Being just under 14v is low... anything over 13.5 is acceptable, but on the low side. 14 to 14.5v is ideal.
Yeah, that's what I thought. So I was following the Clymer guide to achieve (closer to) the ideal.
Setting aside the new fuse issue and dimming headlight at idle, the bike's running perfectly. But that dimming headlight was bothering me. From yours and other comments here, perhaps it's not an issue???
 
From yours and other comments here, perhaps it's not an issue???
Nope, not at all. My bike charges perfectly at 14.4v. At idle it's 12.7-ish and the headlight is dim. Soon as I rev the engine it get bright. Perfectly normal.
 
Nope, not at all. My bike charges perfectly at 14.4v. At idle it's 12.7-ish and the headlight is dim. Soon as I rev the engine it get bright. Perfectly normal.
Many thanks, Jim.

However, there's still that (new) fuse issue. Although it may not be required to measure system volts (at the battery), something obviously changed or got damaged between the time the engine continued to run w/o the fuse and, now, where the engine stops as soon as it's disconnected. Any thoughts as to what component to check/point the finger at (the fuse itself is fine)?
 
Many thanks, Jim.

However, there's still that (new) fuse issue. Although it may not be required to measure system volts (at the battery), something obviously changed or got damaged between the time the engine continued to run w/o the fuse and, now, where the engine stops as soon as it's disconnected. Any thoughts as to what component to check/point the finger at?
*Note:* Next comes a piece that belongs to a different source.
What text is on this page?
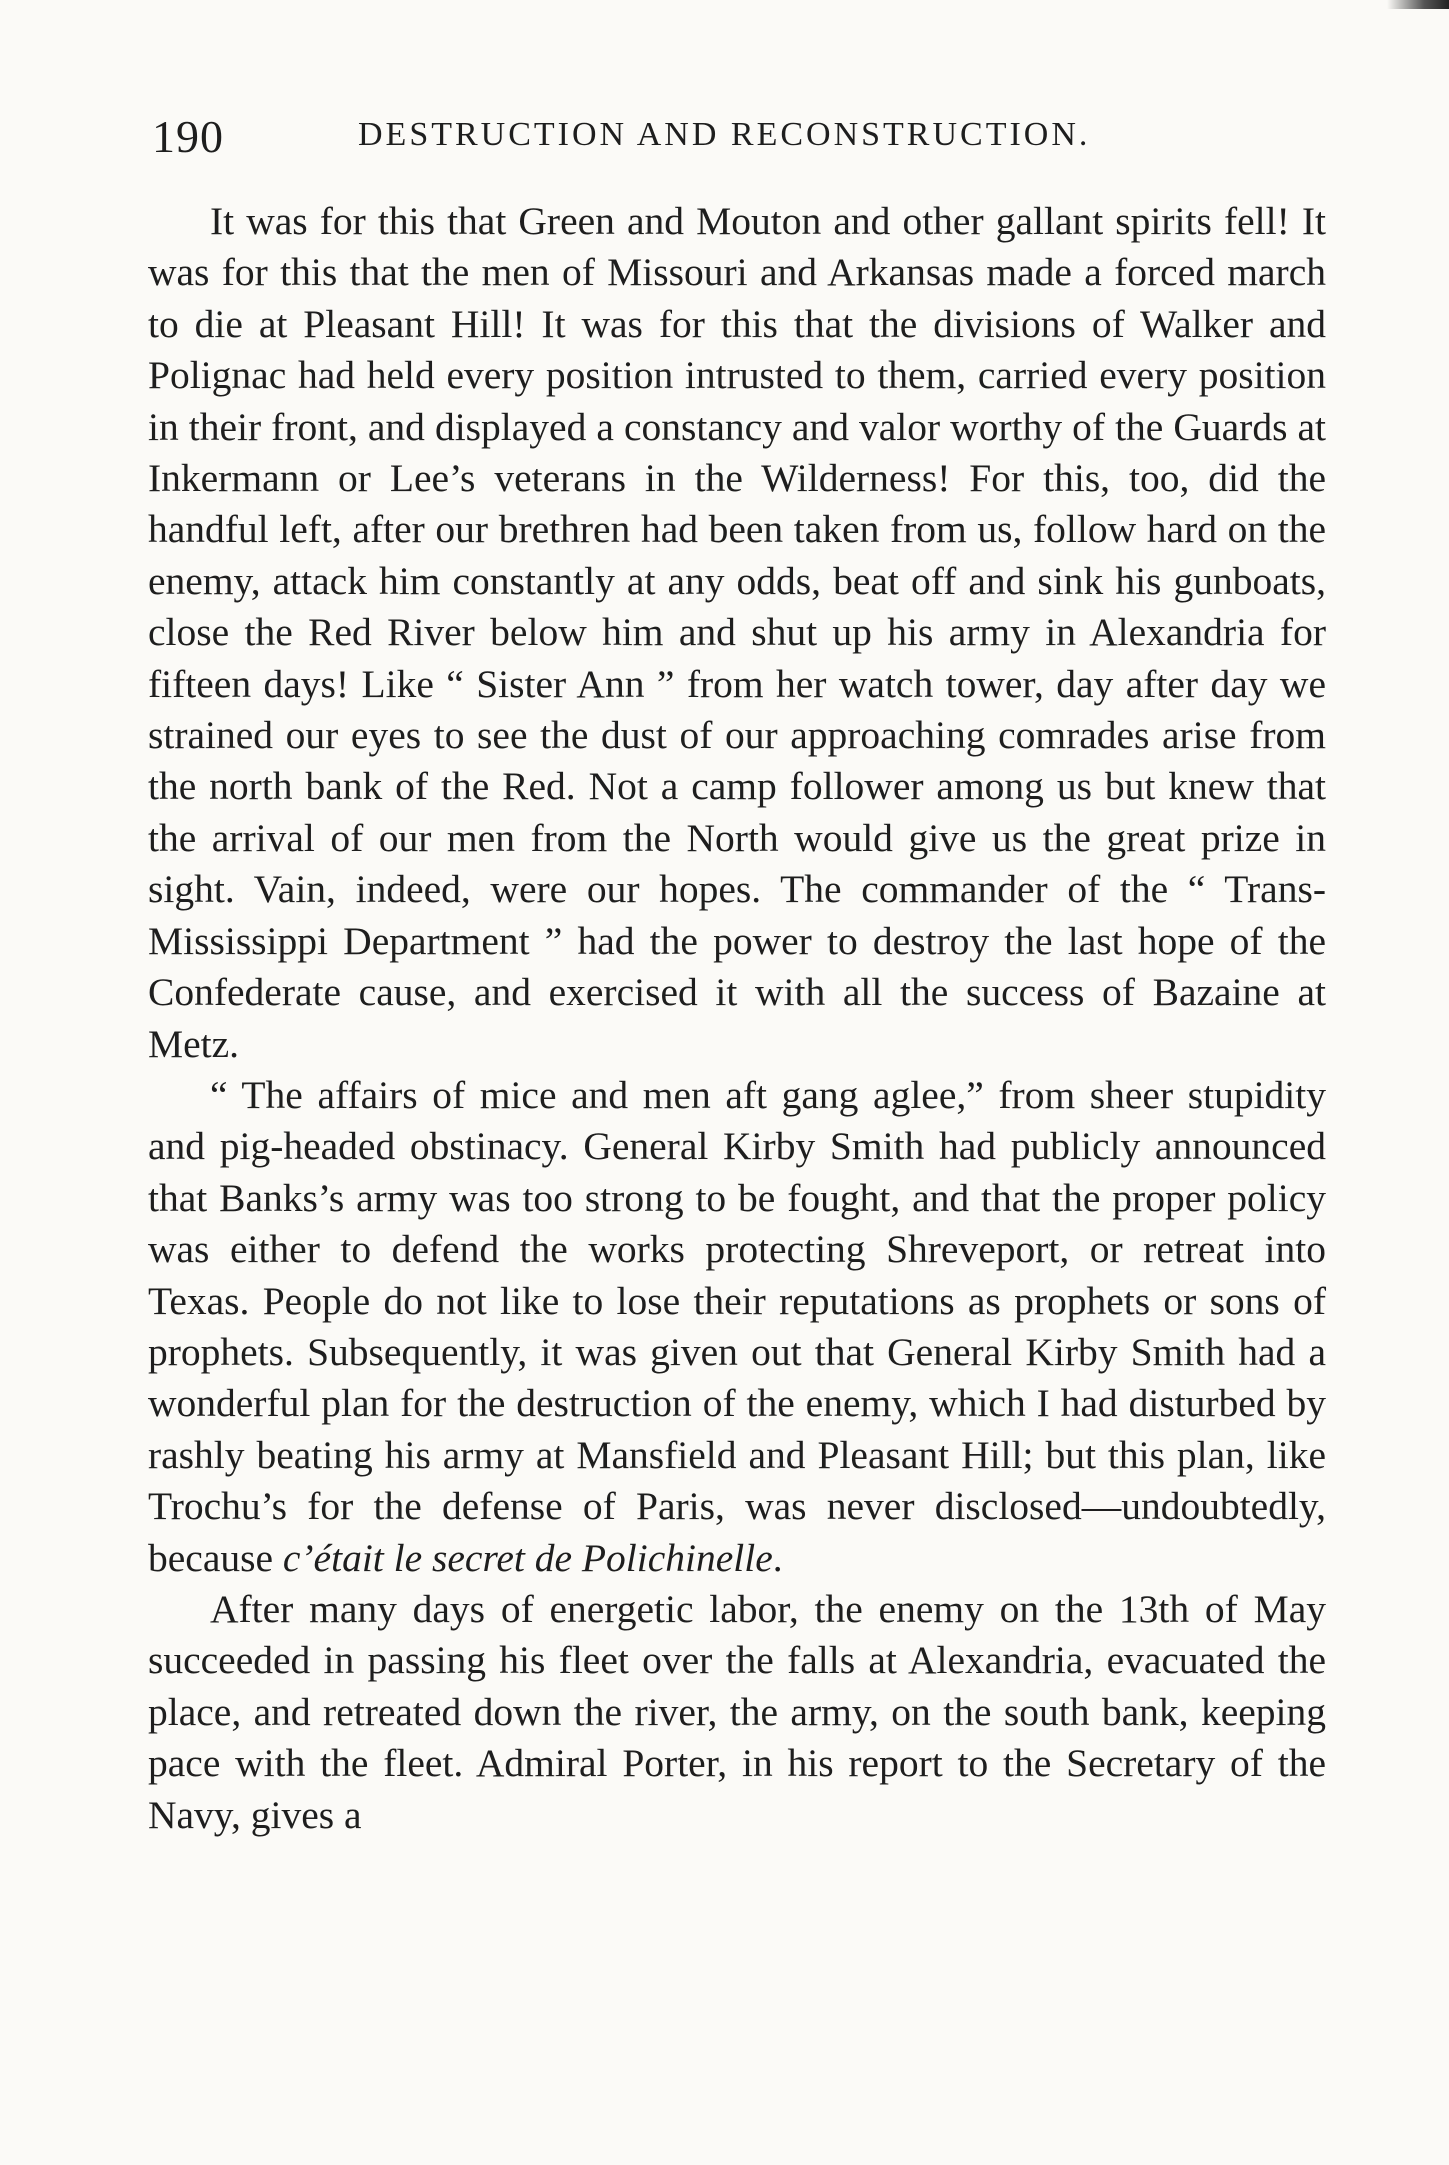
190	DESTRUCTION AND RECONSTRUCTION.

It was for this that Green and Mouton and other gallant spirits fell! It was for this that the men of Missouri and Arkansas made a forced march to die at Pleasant Hill! It was for this that the divisions of Walker and Polignac had held every position intrusted to them, carried every position in their front, and displayed a constancy and valor worthy of the Guards at Inkermann or Lee’s veterans in the Wilderness! For this, too, did the handful left, after our brethren had been taken from us, follow hard on the enemy, attack him constantly at any odds, beat off and sink his gunboats, close the Red River below him and shut up his army in Alexandria for fifteen days! Like “ Sister Ann ” from her watch tower, day after day we strained our eyes to see the dust of our approaching comrades arise from the north bank of the Red. Not a camp follower among us but knew that the arrival of our men from the North would give us the great prize in sight. Vain, indeed, were our hopes. The commander of the “ Trans-Mississippi Department ” had the power to destroy the last hope of the Confederate cause, and exercised it with all the success of Bazaine at Metz.

“ The affairs of mice and men aft gang aglee,” from sheer stupidity and pig-headed obstinacy. General Kirby Smith had publicly announced that Banks’s army was too strong to be fought, and that the proper policy was either to defend the works protecting Shreveport, or retreat into Texas. People do not like to lose their reputations as prophets or sons of prophets. Subsequently, it was given out that General Kirby Smith had a wonderful plan for the destruction of the enemy, which I had disturbed by rashly beating his army at Mansfield and Pleasant Hill; but this plan, like Trochu’s for the defense of Paris, was never disclosed—undoubtedly, because c’était le secret de Polichinelle.

After many days of energetic labor, the enemy on the 13th of May succeeded in passing his fleet over the falls at Alexandria, evacuated the place, and retreated down the river, the army, on the south bank, keeping pace with the fleet. Admiral Porter, in his report to the Secretary of the Navy, gives a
Well, as I said your charge is a little on the low side. Acceptable, but low. Perhaps it's now low enough that it won't sustain the ignition at idle.
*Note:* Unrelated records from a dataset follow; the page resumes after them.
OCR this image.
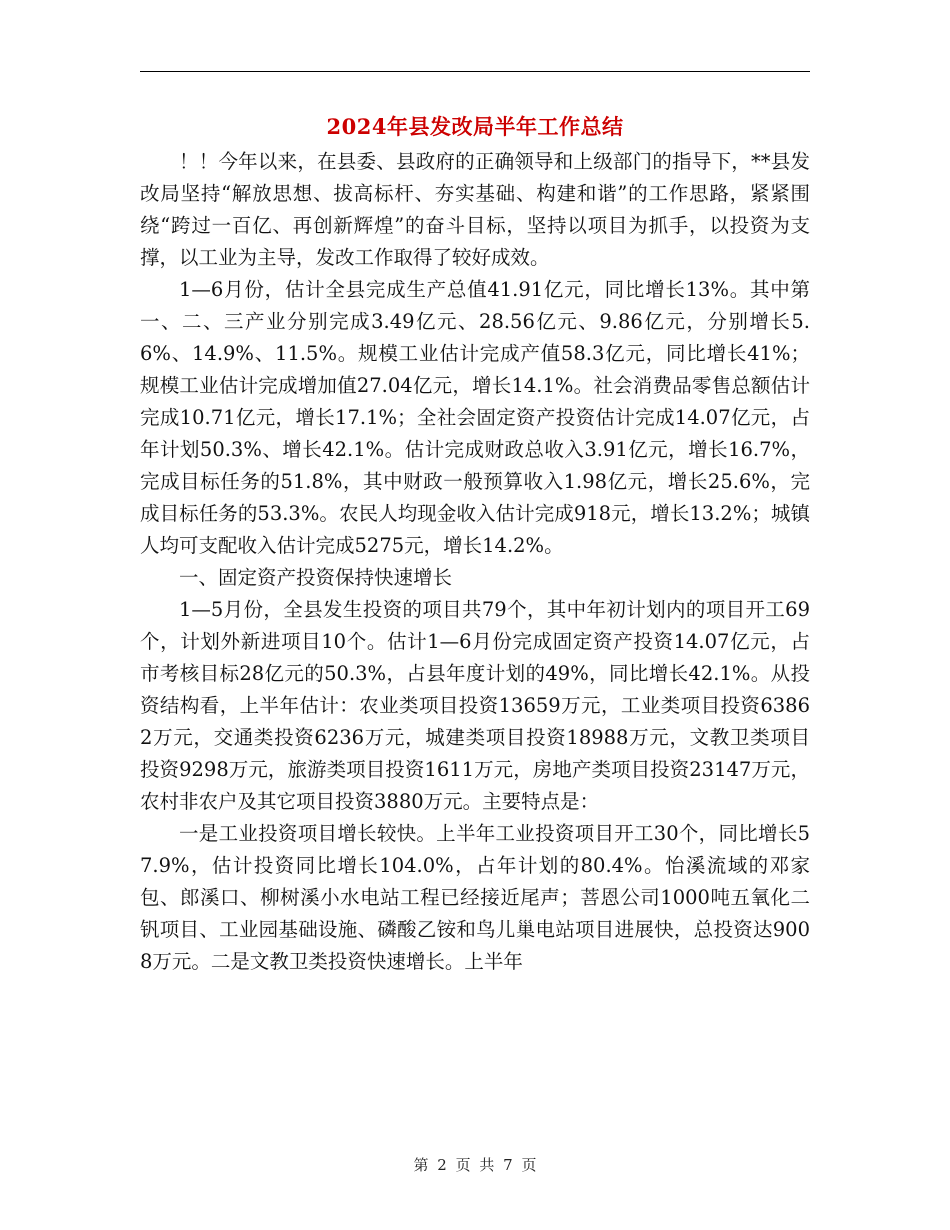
2024年县发改局半年工作总结

！！今年以来，在县委、县政府的正确领导和上级部门的指导下，**县发改局坚持“解放思想、拔高标杆、夯实基础、构建和谐”的工作思路，紧紧围绕“跨过一百亿、再创新辉煌”的奋斗目标，坚持以项目为抓手，以投资为支撑，以工业为主导，发改工作取得了较好成效。

1—6月份，估计全县完成生产总值41.91亿元，同比增长13%。其中第一、二、三产业分别完成3.49亿元、28.56亿元、9.86亿元，分别增长5.6%、14.9%、11.5%。规模工业估计完成产值58.3亿元，同比增长41%；规模工业估计完成增加值27.04亿元，增长14.1%。社会消费品零售总额估计完成10.71亿元，增长17.1%；全社会固定资产投资估计完成14.07亿元，占年计划50.3%、增长42.1%。估计完成财政总收入3.91亿元，增长16.7%，完成目标任务的51.8%，其中财政一般预算收入1.98亿元，增长25.6%，完成目标任务的53.3%。农民人均现金收入估计完成918元，增长13.2%；城镇人均可支配收入估计完成5275元，增长14.2%。

一、固定资产投资保持快速增长

1—5月份，全县发生投资的项目共79个，其中年初计划内的项目开工69个，计划外新进项目10个。估计1—6月份完成固定资产投资14.07亿元，占市考核目标28亿元的50.3%，占县年度计划的49%，同比增长42.1%。从投资结构看，上半年估计：农业类项目投资13659万元，工业类项目投资63862万元，交通类投资6236万元，城建类项目投资18988万元，文教卫类项目投资9298万元，旅游类项目投资1611万元，房地产类项目投资23147万元，农村非农户及其它项目投资3880万元。主要特点是：

一是工业投资项目增长较快。上半年工业投资项目开工30个，同比增长57.9%，估计投资同比增长104.0%，占年计划的80.4%。怡溪流域的邓家包、郎溪口、柳树溪小水电站工程已经接近尾声；菩恩公司1000吨五氧化二钒项目、工业园基础设施、磷酸乙铵和鸟儿巢电站项目进展快，总投资达9008万元。二是文教卫类投资快速增长。上半年

第 2 页 共 7 页
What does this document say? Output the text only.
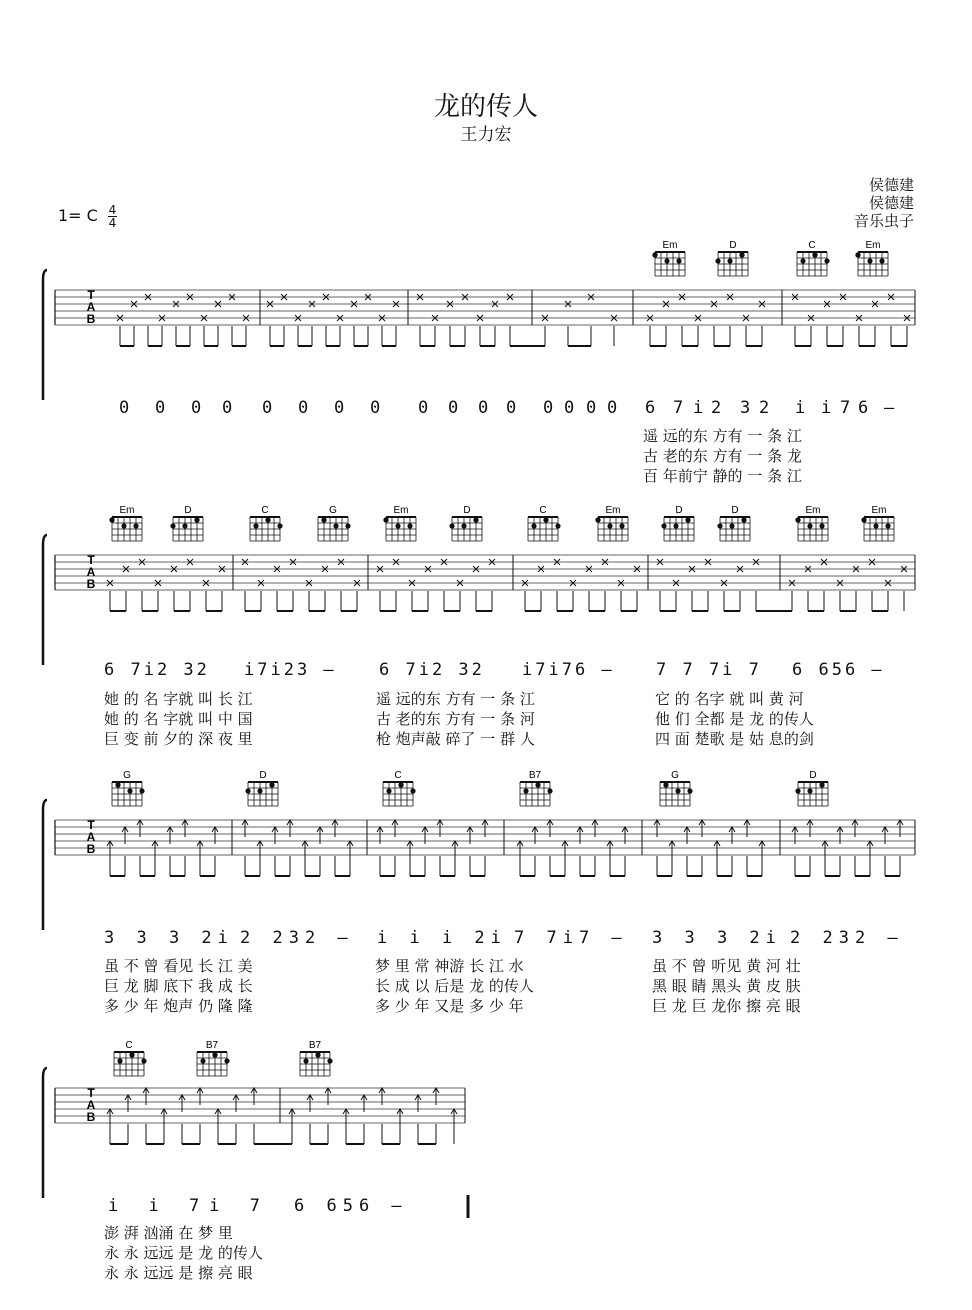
龙的传人
王力宏
侯德建
侯德建
音乐虫子
1= C 4
4
Em	D	C	Em
T
A
B
0 0 0 0 0 0 0 0 0 0 0 0 0 0 0 0 6 7 i 2 3 2 i i 7 6 –
遥 远的东 方有 一 条 江
古 老的东 方有 一 条 龙
百 年前宁 静的 一 条 江
Em	D	C	G	Em	D	C	Em	D	D	Em	Em
T
A
B
6 7i2 32 i7i23 – 6 7i2 32 i7i76 – 7 7 7i 7 6 656 –
她 的 名 字就 叫 长 江
她 的 名 字就 叫 中 国
巨 变 前 夕的 深 夜 里
遥 远的东 方有 一 条 江
古 老的东 方有 一 条 河
枪 炮声敲 碎了 一 群 人
它 的 名字 就 叫 黄 河
他 们 全都 是 龙 的传人
四 面 楚歌 是 姑 息的剑
G	D	C	B7	G	D
T
A
B
3 3 3 2i 2 232 – i i i 2i 7 7i7 – 3 3 3 2i 2 232 –
虽 不 曾 看见 长 江 美
巨 龙 脚 底下 我 成 长
多 少 年 炮声 仍 隆 隆
梦 里 常 神游 长 江 水
长 成 以 后是 龙 的传人
多 少 年 又是 多 少 年
虽 不 曾 听见 黄 河 壮
黑 眼 睛 黑头 黄 皮 肤
巨 龙 巨 龙你 擦 亮 眼
C	B7	B7
T
A
B
i i 7i 7 6 656 –
澎 湃 汹涌 在 梦 里
永 永 远远 是 龙 的传人
永 永 远远 是 擦 亮 眼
Try setting your idle up to about 2500rpm and then pull the fuse. See if it stays running?
 
Scenario: if idle voltage is a little low (~11 VDC) and the key switch has a little extra voltage drop (perhaps 1VDC), now the coil is seeing <10VDC and not enough spark to stay running:shrug:
 
Well, as I said your charge is a little on the low side. Acceptable, but low. Perhaps it's now low enough that it won't sustain the ignition at idle.
Try setting your idle up to about 2500rpm and then pull the fuse. See if it stays running?
As the bike's been winterized, I won't be able to re-check the fuse-pulling at 2500RPM 'til spring. But I'll definitely do that.

In the meantime, I do know that it was holding idle just fine before I shut it off for the winterizing over this past weekend. Again, the only problems were the dimming headlight (at idle) and the (new) fuse issue. Otherwise, she idles like a (happy) kitten and makes birds wish they drove Yamahas. :)
 
Scenario: if idle voltage is a little low (~11 VDC) and the key switch has a little extra voltage drop (perhaps 1VDC), now the coil is seeing <10VDC and not enough spark to stay running:shrug:
I think 11VDC is ALOT low. At that point, the LED charging indicator would be in the red, which I've never seen.
I'm pretty confident the idling volts wouldn't drop below 12V unless she were to sit for an extended period with the headlight high-beam on.